Ian Parker wrote about the NY Times’ restaurant critic Pete Wells for the New Yorker this week.
Wells is generally a well-mannered critic, if not an overly respectful one. In his first years on the job, he was sometimes faulted in the food press for being too generous in his appraisals; he had made a point of publishing fewer one-star reviews than his immediate predecessors. “No one likes one-star reviews,” Wells told me, in a conversation at his apartment, which is in a Clinton Hill brownstone. “The restaurants don’t like them, and the readers don’t like them. It’s very tricky to explain why this place is good enough to deserve a review but not quite good enough to get up to the next level.” He added, “I’m looking for places that I can be enthusiastic about. Like a golden retriever, I would like to drop a ball at the feet of the reader every week and say, ‘Here!’”
“I can’t ever read that review again — I’ll get so fucking angry I’ll die,” Chang said. “I made a lot of that food! I tasted it! It was delicious. And… fuck! I believe in the fucking food we make in that restaurant, I believe it to be really delicious, I believe it to be innovative, in a non-masturbatory way.”

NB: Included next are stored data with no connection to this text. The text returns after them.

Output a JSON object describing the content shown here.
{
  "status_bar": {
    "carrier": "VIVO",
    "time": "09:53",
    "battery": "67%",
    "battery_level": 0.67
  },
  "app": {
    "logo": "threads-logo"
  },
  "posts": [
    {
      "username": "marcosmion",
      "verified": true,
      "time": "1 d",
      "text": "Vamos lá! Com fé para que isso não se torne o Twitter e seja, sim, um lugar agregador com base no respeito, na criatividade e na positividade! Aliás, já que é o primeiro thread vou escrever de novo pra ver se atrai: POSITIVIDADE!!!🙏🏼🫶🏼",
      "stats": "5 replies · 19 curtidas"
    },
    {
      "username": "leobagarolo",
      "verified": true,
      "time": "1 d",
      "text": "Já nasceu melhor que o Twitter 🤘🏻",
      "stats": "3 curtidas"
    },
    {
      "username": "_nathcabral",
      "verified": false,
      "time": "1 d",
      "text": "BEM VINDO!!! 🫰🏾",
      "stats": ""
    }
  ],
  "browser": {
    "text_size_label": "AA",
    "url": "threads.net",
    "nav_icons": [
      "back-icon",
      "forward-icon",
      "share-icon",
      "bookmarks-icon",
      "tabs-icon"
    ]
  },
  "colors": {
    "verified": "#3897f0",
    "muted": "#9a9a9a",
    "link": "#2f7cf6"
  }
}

I love David Chang. Never change. But back to Wells, I had a conversation last night with a friend who worked in a restaurant that Wells reviewed and he said that Wells is perhaps not physically suited for undercover restaurant dining — “he’s an odd looking dude” was the quote. And I have another friend in the restaurant industry who, after living in Clinton Hill for a few months, told me, “I think Pete Wells is my backyard neighbor.” Several months later: “Yeah, Pete Wells definitely lives behind me.” We joked about Wells talking over the fence in the style of Wilson, the neighbor in Home Improvement whose face is always partially hidden.